While cooling crude prices may have put the brakes on surging commodity stocks in recent days, I believe previous heady gains leave many of the Footsie’s drillers and diggers in serious peril.
Oil giant Royal Dutch Shell (LSE: RDSB) has seen its share value march 13% during the past three months, propelled by Brent’s march back towards the $50 milestone. And Tullow Oil (LSE: TLW) has seen its stock price leap 29% since the start of February.
But the colossal supply/demand imbalance washing over the oil market makes these breakneck rises difficult to fathom, in my opinion.
Multiple madness
Current earnings projections certainly suggest that Tullow Oil and Shell have plenty of room to fall.
Further revenues pain is expected to drive Shell’s bottom line 37% lower in 2016, the fourth annual dip out of five if realised. And this projection leaves the business dealing on a huge P/E multiple of 24.6 times.

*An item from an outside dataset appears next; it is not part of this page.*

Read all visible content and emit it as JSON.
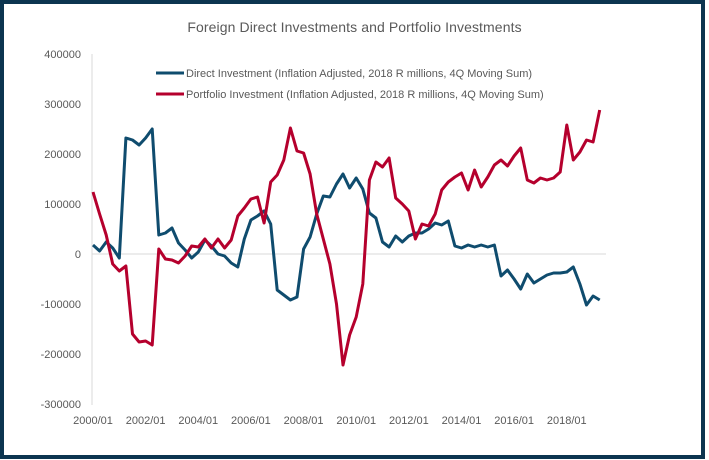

The City expects sales at Tullow Oil to explode in the current year however, as maiden oil at its TEN project in Ghana begins to flow. Consequently the energy giant is expected to swing from losses of 113.6 US cents per share in 2015 to earnings of 6.1 cents in the current period. However, this forecast still leaves Tullow Oil dealing on a gigantic earnings multiple of 126.5 times.

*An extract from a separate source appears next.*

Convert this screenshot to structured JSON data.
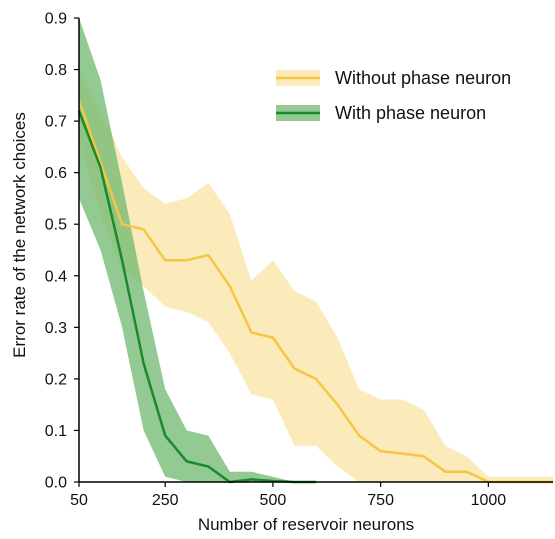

Both firms clearly sail well outside the benchmark of 10 times, territory traditionally indicative of stocks with extremely high-risk profiles. Indeed, unusually-high multiples are usually reserved for companies with electric growth potential.
The worsening market dynamics of the oil industry don’t suggest that either Shell or Tullow Oil are worthy of such premiums.
Swimming in oil
Latest data from the Energy Information Administration (EIA) showed US crude stocks rose by 2.8m barrels in the week to 29 April, creating a fresh record of 543.4m barrels.
On the plus side, the EIA advised that oil output from the North American nation fell by 113,000 barrels per day week-on-week, to 8.83m barrels.
But more draconian cuts are needed to make up for production increases elsewhere. Indeed, total OPEC production rose to 32.64m barrels per day in April, a fraction off recent record highs and up from 32.47m barrels in March.
And the cartel’s output looks set to rise further in the months ahead, putting paid to Saudi Arabia’s desire for an output cut — Iran in particular is determined to hike pumping to levels not seen since Western sanctions kicked in.
Looking elsewhere, news that seaborne supplies from Russia increased to 3.12m barrels per day last month from 2.9m barrels in March somewhat undermines Moscow’s similar desire for a production freeze.
With doubts also persisting over the extent of oil demand this year and beyond, as China cools and the US economy stalls, I reckon that Shell and Tullow Oil could find themselves on the sharp end of a stark reversal in the weeks and months ahead.